While 80% of leaders feel their company is good at crafting strategy, only 44% believe this is true for implementation. According to Harvard University, a recent survey of more than 400 global CEOs found that excellence in execution was the number one challenge facing corporate leaders in Asia, Europe, and the United States, heading a list of some 80 issues.
Business intelligence (BI) solutions—in particular, dashboards developed using those tools—are often designed to support the execution of strategy. These dashboards provide a means of monitoring internal and external factors that influence success, providing insights on how execution is progressing. This information is invaluable because it enables the redeployment of resources to maintain focus on the activities and invest in the capabilities that make the biggest difference to results. These benefits are exactly why according to Gartner, global spending on BI and analytics will approach $18 billion in 2017. And yet despite all that investment in Business Intelligence, executional excellence is still the top challenge for CEOs.
During the execution phase of any strategy, it’s crucial to provide leadership with visibility to the factors that are driving or influencing success. Good measurement and reporting can highlight progress on the initiatives that influence results and provide the management team with critical insights that support more agile execution. Agility is important because it allows the team to more quickly change focus as new information comes to light. Of course, becoming more agile is not easy because it demands a higher level of comfort with change, and leaders and managers need focused, actionable and fast information to support efforts to make those changes.
Unfortunately, many companies are getting lost in the complexity of getting their arms around the big data revolution by taking a bottoms-up approach to data management and analysis. This approach results in data-related initiatives that are too large in scope, take too long, have a higher risk of failure, and deliver a lower ROI. The leaders that embark on this journey will find that prioritization pays higher dividends and delivers real value on an accelerated timeline.
In our experience, companies with good measurement and execution tie their efforts directly back to the strategy, and focus on the critical few areas where they can identify, understand and react to changes quickly. Some years ago, Jeff Bezos communicated the Amazon retail strategy to his team by sharing three very simple customer preferences: lower prices, bigger selection, and faster delivery. Each customer preference can be addressed by pulling on certain organization levers that can be readily measured—and that’s exactly where organizations like Amazon set their priorities for measurement.
This diagram, called a “value tree,” can be further developed to the right depending on how deep you want to go (e.g., local inventory on-hand requires warehousing facilities that are close to population centers, which in turn requires the efficient build-out of each facility). Unfortunately, organizations often start with the data they have or the infrastructure they think they need and not the business problem they’re trying to solve. In our experience, the five most common mistakes organizations make in building out their measurement infrastructure are:
- Focus on too much too soon. Organizations often start by seeking to measure everything that can be measured in order to satisfy all needs. This introduces unnecessary complexity not only to the project, requiring higher levels of resourcing, but also to the dashboard itself, making it much less useful.
- Develop the wrong measures.

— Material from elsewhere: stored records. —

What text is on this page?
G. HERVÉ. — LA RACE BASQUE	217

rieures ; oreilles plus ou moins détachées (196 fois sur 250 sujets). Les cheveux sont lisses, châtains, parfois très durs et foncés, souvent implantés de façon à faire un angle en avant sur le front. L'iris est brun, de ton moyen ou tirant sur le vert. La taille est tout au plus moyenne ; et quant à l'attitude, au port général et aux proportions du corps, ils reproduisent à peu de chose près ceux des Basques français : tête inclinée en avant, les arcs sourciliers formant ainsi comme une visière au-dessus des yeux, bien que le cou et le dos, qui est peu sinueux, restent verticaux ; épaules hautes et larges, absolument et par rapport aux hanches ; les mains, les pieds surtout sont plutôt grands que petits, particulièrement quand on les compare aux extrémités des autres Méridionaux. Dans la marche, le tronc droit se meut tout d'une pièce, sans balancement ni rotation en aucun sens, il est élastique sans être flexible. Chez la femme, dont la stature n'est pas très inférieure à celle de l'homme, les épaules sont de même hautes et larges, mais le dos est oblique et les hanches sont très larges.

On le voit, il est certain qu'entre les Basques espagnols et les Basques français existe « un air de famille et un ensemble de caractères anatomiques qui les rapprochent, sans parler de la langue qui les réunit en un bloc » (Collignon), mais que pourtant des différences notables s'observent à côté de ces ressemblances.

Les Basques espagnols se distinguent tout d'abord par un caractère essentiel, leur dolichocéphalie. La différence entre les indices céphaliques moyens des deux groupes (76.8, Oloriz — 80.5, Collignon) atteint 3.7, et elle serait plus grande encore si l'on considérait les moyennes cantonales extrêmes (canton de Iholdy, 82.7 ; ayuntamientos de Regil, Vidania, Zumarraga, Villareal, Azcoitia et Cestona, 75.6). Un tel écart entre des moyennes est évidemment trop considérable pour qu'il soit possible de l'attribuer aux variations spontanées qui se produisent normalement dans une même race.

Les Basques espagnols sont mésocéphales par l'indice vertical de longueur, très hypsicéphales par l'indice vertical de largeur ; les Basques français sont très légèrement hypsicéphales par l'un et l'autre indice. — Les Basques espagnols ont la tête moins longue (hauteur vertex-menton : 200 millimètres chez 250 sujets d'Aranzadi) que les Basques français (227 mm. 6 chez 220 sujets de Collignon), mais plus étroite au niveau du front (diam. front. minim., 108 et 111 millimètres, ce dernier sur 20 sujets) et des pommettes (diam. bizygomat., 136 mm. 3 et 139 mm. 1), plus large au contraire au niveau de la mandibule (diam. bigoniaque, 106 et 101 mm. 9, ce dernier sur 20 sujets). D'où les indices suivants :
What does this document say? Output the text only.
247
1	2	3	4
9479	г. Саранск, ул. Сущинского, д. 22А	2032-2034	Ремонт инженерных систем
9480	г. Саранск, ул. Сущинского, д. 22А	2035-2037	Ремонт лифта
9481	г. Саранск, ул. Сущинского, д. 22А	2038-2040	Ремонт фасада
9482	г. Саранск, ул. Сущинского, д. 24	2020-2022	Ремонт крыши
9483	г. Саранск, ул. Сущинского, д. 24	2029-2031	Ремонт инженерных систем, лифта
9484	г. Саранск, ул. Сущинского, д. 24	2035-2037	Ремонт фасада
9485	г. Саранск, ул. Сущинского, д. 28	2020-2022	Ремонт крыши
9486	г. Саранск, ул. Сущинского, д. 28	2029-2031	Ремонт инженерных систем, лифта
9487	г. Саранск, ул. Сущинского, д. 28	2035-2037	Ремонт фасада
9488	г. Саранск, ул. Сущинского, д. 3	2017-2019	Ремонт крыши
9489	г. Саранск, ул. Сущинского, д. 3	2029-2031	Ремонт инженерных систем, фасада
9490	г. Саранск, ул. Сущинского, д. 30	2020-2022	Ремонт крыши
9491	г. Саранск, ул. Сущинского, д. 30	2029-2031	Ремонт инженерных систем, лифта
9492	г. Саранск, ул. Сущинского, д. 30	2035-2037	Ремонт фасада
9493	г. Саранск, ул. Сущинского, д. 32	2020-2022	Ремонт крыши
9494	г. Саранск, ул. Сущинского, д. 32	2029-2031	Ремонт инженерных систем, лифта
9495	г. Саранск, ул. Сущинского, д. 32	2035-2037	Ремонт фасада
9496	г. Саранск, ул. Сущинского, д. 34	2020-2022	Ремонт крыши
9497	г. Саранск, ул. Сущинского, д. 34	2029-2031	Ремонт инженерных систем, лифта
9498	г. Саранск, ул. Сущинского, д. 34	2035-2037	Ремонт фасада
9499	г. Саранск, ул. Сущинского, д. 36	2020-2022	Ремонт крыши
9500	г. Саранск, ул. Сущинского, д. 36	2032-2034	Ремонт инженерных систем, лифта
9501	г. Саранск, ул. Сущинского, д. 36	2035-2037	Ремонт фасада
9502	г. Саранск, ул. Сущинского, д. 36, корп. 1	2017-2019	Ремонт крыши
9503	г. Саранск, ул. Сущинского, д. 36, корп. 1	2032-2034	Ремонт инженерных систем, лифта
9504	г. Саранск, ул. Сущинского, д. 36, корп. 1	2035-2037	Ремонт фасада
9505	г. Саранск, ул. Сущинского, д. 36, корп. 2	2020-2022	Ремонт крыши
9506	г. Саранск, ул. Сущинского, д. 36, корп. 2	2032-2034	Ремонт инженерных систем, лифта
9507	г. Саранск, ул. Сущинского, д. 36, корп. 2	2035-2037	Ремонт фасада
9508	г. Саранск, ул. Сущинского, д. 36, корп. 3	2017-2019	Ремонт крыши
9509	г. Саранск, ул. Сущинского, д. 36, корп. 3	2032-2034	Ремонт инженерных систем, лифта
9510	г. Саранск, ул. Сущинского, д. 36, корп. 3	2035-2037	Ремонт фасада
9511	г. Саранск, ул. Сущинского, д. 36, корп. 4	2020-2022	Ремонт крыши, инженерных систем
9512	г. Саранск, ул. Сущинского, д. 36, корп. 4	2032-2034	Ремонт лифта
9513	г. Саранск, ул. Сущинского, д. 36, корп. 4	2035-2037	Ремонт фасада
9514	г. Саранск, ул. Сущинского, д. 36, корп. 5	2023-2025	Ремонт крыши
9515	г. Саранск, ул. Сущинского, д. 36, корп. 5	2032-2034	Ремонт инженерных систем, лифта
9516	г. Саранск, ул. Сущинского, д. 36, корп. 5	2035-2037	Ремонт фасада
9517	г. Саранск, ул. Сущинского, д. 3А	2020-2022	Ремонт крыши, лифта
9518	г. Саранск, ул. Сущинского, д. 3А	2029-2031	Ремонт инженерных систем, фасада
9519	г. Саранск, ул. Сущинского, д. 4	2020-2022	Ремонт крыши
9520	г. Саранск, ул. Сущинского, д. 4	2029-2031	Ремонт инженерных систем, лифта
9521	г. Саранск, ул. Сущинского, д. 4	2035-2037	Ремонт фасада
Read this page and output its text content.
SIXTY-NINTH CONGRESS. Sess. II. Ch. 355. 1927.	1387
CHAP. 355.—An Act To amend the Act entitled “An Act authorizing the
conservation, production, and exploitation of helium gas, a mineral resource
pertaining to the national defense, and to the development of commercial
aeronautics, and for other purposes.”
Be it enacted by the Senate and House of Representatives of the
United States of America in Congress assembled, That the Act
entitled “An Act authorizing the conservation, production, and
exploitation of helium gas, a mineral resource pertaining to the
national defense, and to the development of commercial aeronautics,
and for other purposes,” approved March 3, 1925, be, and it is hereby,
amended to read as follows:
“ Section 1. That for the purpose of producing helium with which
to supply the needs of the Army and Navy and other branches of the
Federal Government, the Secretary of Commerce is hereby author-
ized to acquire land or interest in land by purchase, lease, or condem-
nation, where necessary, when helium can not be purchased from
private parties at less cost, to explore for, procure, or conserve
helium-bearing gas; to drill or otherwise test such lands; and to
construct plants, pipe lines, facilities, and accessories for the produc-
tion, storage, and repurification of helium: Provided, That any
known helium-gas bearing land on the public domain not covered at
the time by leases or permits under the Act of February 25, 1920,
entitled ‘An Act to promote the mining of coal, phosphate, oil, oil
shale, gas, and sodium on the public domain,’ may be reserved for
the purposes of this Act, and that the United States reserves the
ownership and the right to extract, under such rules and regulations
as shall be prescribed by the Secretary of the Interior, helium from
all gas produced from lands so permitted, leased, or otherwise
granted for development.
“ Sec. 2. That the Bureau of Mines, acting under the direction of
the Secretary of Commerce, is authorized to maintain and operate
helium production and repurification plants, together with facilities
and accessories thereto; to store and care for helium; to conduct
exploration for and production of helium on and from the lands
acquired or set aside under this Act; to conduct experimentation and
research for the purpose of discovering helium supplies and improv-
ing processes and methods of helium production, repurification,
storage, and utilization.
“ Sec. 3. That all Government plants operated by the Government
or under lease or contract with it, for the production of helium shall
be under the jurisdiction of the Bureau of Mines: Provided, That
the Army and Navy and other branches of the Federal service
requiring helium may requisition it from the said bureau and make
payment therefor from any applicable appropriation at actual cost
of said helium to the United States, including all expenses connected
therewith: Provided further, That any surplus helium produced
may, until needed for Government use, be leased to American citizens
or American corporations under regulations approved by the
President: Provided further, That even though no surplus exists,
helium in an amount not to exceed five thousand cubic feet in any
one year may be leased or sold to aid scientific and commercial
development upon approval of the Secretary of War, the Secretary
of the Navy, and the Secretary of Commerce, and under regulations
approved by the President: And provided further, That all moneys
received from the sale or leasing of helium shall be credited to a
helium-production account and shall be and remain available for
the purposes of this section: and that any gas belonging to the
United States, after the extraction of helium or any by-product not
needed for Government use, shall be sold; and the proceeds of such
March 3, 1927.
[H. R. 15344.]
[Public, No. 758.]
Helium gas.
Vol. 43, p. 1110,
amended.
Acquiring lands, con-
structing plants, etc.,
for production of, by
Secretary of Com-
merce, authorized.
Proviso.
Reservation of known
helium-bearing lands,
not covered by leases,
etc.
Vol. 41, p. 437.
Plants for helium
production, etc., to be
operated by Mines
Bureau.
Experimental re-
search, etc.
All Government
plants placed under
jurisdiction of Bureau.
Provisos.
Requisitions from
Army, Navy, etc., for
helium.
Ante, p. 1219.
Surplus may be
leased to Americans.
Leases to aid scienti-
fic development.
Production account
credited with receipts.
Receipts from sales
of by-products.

The infrastructure is created from the bottom up instead of starting with the essential needs of the business. Starting from the bottom almost guarantees that the process will be exploratory rather than strategic, and much less efficient.
- Allow data quality to overly influence the approach. Data is never perfect, and few organizations have everything they need to measure with perfect accuracy. Some analytics leaders use data quality challenges to explain why dashboards don’t effectively support decision-making, or to stop measurement development altogether, rather than seeing an opportunity to identify and address what’s broken in the measurement process.
- Emphasize technology at the expense of value and impact. Real-time data, embedded analytics and self-service enablement are incredible business intelligence technologies. But displaying data faster or better is not what dashboards are built to do. If they are not closely tied to what a user needs to make good decisions, these technologies can be expensive distractions.
- Choose cool displays over useful information. How the measure is defined, the types of charts used to display information, data filters applied and the timeframe for presentation can all influence the utility of the dashboard. Many organizations spend a great deal of time iterating on data visualizations that provide interesting views of the data, but do not tie those visualizations to the decisions they need to make.
Strategy development and execution is all about making decisions on the future direction of the organization; business intelligence is about providing insight to inform those decisions. If these things are not tightly connected, then dashboards at best become an unnecessary complication and, at worst, a misleading distraction. But there is a relatively simple, five-step process that is both efficient and delivers high-impact results.
- Start with the business strategy. Whatever the organization’s strategy, start by identifying the specific things the organization will need to achieve in order to execute against it. Both dashboard developers and business users must be prepared to frame their interactions in terms of how the organization will get there.
- Identify the critical drivers of value. Build a value tree by determining which capabilities you need to have, or the activities you need to perform well, in order to execute effectively. Then determine which of those are most important. This exercise of unbundling the organization’s strategy establishes a direct link to the strategy and prioritizes what leadership needs to monitor.
- List related questions and decisions. Focusing on the critical drivers, list the most important questions that need to be asked and answered and the key decisions that will need to be made. Taking the time to understand how leaders and business users will actually use the dashboard is critical to getting the focus and design right.
- Define the measures that matter. Identify the measures that will provide the information needed for each question and decision, and then determine the primary data source and format required. This is the opportunity to identify and address gaps in data availability and quality. Again, everything you do here ties back to the strategy so investments made at this point will be highly targeted and impactful.
- Develop designs that present information in ways that draw out key insights and address a number of different business scenarios. Review and iterate designs with leaders and users and constantly test for utility. Develop a design that supports decision making.
Applying these five simple steps will give your team the information they need to more effectively monitor and adjust the execution of your strategy, leading to higher growth, profitability and realization of organizational goals.